Frank spends most of the book weaving together the history of 20th century conservatism in the US (especially from Reagan on) and the concurrent history of DC as a city–from the boom years of the New Deal to the current creeping mansionization of the suburbs. At one point, he describes his first reaction to the boxy, cookie-cutter houses that popped up by the blockfull in the 30′s and 40′s. As a college student/punk  in the 80′s, his first glimpse of all that uniformity could basically be summed up with ‘Fuck this, get me out of here.’

But now, as a middle aged adult living in a much more stratified, quantitatively shittier America, he says he sees things quite differently.  Those neighborhoods were full of affordable housing, just big enough for a family to have a little yard, some on-street parking and two stories to themselves. They were built on grids, within walking distance of  Metro lines, schools and grocery stores. They were priced so that a family could afford them on a single modest bureaucrat’s income,  and 50, 70 years later they’re still standing.

Sure, the houses are architecturally uninspired. But the barely-middle-class American dream they were meant to fulfill isn’t even an option anymore.  Real wages are falling. Housing prices are going up. Job security is vanishing at an uncomfortable pace.And slowly, those neighborhoods full of ticky-tacky faux-federalist houses are disappearing, as developers buy up the lots to know them down by the fistful, putting one huge, spit-and-drywall ‘luxury home’ where two or three brick cubes had been.

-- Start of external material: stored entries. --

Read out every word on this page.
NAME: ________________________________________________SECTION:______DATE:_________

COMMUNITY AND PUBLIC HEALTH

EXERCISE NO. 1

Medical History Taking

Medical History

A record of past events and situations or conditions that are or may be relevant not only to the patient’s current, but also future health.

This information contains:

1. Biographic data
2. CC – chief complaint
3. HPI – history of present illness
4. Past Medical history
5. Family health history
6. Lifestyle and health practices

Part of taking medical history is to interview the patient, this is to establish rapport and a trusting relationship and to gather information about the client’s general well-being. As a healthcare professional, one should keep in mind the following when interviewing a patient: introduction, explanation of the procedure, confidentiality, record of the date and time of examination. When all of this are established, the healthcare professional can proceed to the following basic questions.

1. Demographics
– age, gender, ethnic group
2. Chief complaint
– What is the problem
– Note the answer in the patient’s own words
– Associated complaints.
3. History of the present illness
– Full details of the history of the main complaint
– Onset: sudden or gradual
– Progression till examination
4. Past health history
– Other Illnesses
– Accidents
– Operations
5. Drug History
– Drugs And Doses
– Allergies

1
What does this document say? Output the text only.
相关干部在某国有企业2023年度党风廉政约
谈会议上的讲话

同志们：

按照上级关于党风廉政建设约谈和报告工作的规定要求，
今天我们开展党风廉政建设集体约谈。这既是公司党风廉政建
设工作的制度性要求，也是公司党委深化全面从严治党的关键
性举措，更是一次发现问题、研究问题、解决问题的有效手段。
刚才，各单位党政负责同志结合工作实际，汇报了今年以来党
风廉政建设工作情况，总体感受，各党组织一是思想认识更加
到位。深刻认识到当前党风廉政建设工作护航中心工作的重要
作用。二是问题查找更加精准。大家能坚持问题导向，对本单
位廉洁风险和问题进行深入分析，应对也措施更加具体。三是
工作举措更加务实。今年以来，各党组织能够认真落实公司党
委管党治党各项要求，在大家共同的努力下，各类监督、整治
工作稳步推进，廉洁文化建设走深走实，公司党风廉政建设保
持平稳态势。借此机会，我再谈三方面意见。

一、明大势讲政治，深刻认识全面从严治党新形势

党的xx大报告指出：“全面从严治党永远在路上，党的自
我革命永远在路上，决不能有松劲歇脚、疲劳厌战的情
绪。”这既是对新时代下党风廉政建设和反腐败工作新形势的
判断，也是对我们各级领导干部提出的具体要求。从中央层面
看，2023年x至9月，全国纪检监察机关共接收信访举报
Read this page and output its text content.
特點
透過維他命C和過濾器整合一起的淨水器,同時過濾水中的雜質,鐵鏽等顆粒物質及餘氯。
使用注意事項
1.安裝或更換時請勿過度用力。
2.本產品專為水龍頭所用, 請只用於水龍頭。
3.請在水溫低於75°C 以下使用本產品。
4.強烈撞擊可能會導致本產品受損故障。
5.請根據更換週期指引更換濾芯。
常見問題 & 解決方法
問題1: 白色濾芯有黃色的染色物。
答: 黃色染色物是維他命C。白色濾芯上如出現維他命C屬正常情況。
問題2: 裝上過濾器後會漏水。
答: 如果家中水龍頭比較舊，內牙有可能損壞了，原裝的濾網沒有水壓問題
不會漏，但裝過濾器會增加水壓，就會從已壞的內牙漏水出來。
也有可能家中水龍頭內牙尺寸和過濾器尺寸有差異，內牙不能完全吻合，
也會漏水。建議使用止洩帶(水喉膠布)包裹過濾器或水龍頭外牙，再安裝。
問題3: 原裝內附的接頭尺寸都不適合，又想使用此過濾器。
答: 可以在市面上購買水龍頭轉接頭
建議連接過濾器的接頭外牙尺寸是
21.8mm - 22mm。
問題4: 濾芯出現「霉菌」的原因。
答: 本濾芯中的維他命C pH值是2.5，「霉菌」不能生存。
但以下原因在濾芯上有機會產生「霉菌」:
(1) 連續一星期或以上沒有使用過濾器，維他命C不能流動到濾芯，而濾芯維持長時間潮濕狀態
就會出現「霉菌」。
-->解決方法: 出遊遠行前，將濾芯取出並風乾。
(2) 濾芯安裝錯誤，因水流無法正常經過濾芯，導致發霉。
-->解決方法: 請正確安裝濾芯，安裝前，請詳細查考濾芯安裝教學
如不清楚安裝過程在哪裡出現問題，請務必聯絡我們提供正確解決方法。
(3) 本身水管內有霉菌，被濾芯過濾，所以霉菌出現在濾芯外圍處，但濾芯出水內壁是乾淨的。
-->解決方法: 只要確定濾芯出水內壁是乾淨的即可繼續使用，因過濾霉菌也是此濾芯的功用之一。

As an adult, Franks basically says he finds boring-but-comfortable an acceptable dilemma. Given at least the option of a decent-paying, limited hours  day job, people can find their own meaning in life. They can have friends, family, hobbies. They can paint their ugly little houses bright colors, throw up a front porch,  and plant gardens where the postage stamp lawn used to be.

I just graduated with what the Department of Labor assures me is a useful degree in a field I love. But looking at the options I have, it’s been hell explaining to my Baby Boomer parents that I just don’t have the same choices they did. There’s no guarantee I’ll be ok so long as I don’t fuck things up royally (which they both did, one by being an alcoholic douchebag,  and the other by going into an industry that’s been slowly dying since the Reagan administration). I may not make more money, or be more happy than my parents were.I  will almost definitely be less secure than my grandparents were. And we didn’t even get better looking houses out of the bargain.